This project consists of five different “experiences” related to Mathematics of Planet Earth (MPE): Cartography, Dynamical system, Wator, Temperature and Cellular automata.
This animation shows different ways to project planet Earth on a map. You can trace your own route on the map and see how it looks on the globe. Try to trace the same route with different maps. You can also study two special routes on the globe: the geodesics and the loxodromes.
This interactive animation is about the Lotka-Volterra equations; a pair of first-order non-linear differential equations used to describe the evolution of a biological system. That seems difficult. Run the program and click on the graph. You will set an initial datum and see its evolution. Now think that the coordinate “x” is the amount of preys and the coordinate “y” is the amount of predators and try to describe the behaviour of the system.
This interactive animation is about a simulation of a world in which two species of animals live: fishes and sharks.
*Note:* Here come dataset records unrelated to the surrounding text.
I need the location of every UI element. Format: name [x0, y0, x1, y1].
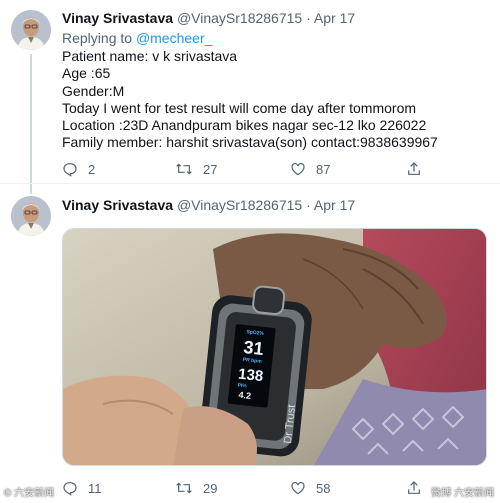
- tweet-line: Location :23D Anandpuram bikes nagar sec…: [62, 117, 427, 134]
- watermark-right: 微博 六安新闻: [431, 488, 494, 499]
- separator-dot: ·: [306, 197, 311, 213]
- retweet-icon: [176, 482, 192, 494]
- retweet-button[interactable]: 29: [175, 480, 217, 496]
- reply-icon: [63, 482, 77, 496]
- tweet-date[interactable]: Apr 17: [314, 197, 355, 213]
- replying-handle[interactable]: @mecheer_: [136, 30, 212, 46]
- author-name[interactable]: Vinay Srivastava: [62, 197, 173, 213]
- tweet-line: Patient name: v k srivastava: [62, 48, 238, 64]
- tweet-actions: 2 27 87: [62, 159, 422, 179]
- tweet-line: Age :65: [62, 65, 111, 82]
- like-button[interactable]: 87: [290, 161, 330, 177]
- thread-line: [30, 54, 32, 194]
- pulse-oximeter-photo: SpO2% 31 PR bpm 138 PI% 4.2 Dr Trust: [63, 229, 486, 465]
- replying-to: Replying to @mecheer_: [62, 30, 212, 47]
- watermark-left: © 六安新闻: [4, 488, 55, 499]
- tweet-photo[interactable]: SpO2% 31 PR bpm 138 PI% 4.2 Dr Trust: [62, 228, 487, 466]
- tweet-line: Family member: harshit srivastava(son) c…: [62, 134, 438, 151]
- retweet-count: 29: [203, 480, 218, 496]
- retweet-icon: [176, 163, 192, 175]
- reply-button[interactable]: 11: [62, 480, 102, 496]
- share-icon: [408, 481, 420, 494]
- reply-button[interactable]: 2: [62, 161, 95, 177]
- like-button[interactable]: 58: [290, 480, 330, 496]
- like-icon: [291, 481, 305, 495]
- retweet-button[interactable]: 27: [175, 161, 217, 177]
- reply-icon: [63, 163, 77, 177]
- tweet-text: Patient name: v k srivastava Age :65 Gen…: [62, 48, 438, 152]
- pi-label: PI%: [237, 383, 247, 390]
- share-button[interactable]: [406, 480, 422, 496]
- author-handle[interactable]: @VinaySr18286715: [177, 197, 302, 213]
- replying-prefix: Replying to: [62, 30, 133, 46]
- author-name[interactable]: Vinay Srivastava: [62, 10, 173, 26]
- tweet-line: Gender:M: [62, 82, 125, 99]
- pi-value: 4.2: [238, 390, 251, 401]
- tweet-date[interactable]: Apr 17: [314, 10, 355, 26]
- avatar[interactable]: [11, 10, 51, 50]
- like-icon: [291, 162, 305, 176]
- avatar-image: [11, 196, 51, 236]
- author-handle[interactable]: @VinaySr18286715: [177, 10, 302, 26]
- tweet-line: Today I went for test result will come d…: [62, 99, 417, 116]
- retweet-count: 27: [203, 161, 218, 177]
- share-icon: [408, 162, 420, 175]
- reply-count: 2: [88, 161, 96, 177]
- avatar-image: [11, 10, 51, 50]
- reply-count: 11: [88, 480, 102, 496]
- avatar[interactable]: [11, 196, 51, 236]
- like-count: 58: [316, 480, 331, 496]
- tweet-actions: 11 29 58: [62, 478, 422, 498]
- spo2-value: 31: [243, 337, 265, 359]
- tweet-header: Vinay Srivastava @VinaySr18286715 · Apr …: [62, 197, 355, 214]
- like-count: 87: [316, 161, 331, 177]
- share-button[interactable]: [406, 161, 422, 177]
- tweet-header: Vinay Srivastava @VinaySr18286715 · Apr …: [62, 10, 355, 27]
- tweet-divider: [0, 183, 500, 184]
- separator-dot: ·: [306, 10, 311, 26]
You can choose the number of animals you have at the initial time and the rules they will follow to survive (for example: How long is the life of a fish? When does a shark have a baby?). Click “start” and see how the simulation evolves. Try to get a situation in which sharks and fishes can survive together without becoming extinct.
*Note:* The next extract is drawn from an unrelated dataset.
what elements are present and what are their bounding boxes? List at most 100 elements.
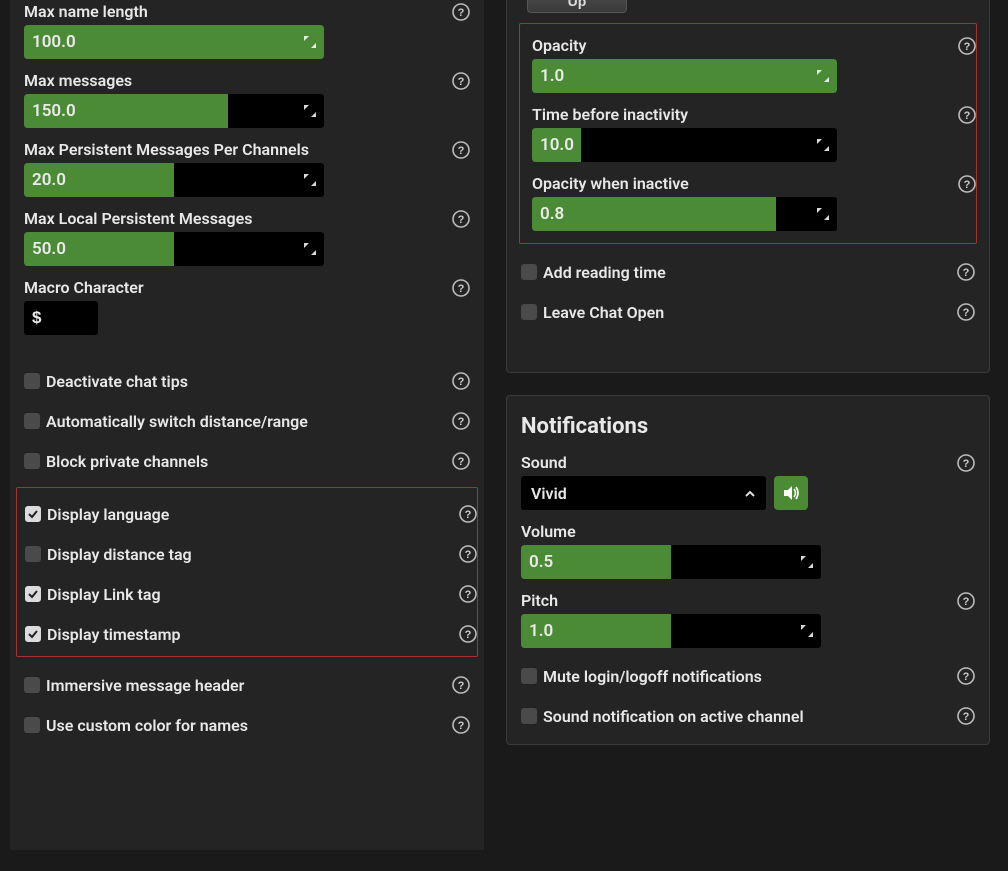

This interactive animation is about the use of basic statistical analysis. First of all, take a look at the data using “View data”, and try to describe the temperature trend. It is not an easy thing to do, as you can change the scale and the starting point. When you have a large amount of data, you can use means and other statistical tools. Use “Statistics” and try to do it. You will find different behaviours and see that giving prediction is not so easy.
This interactive animation can be used to study a linear cellular automaton. You can set the rules and choose the initial data. You will see on the screen the evolution of the automata. You can try to understand how the evolution changes if you change the rules. You will notice that little change in the initial data will give rise to big differences in the evolution.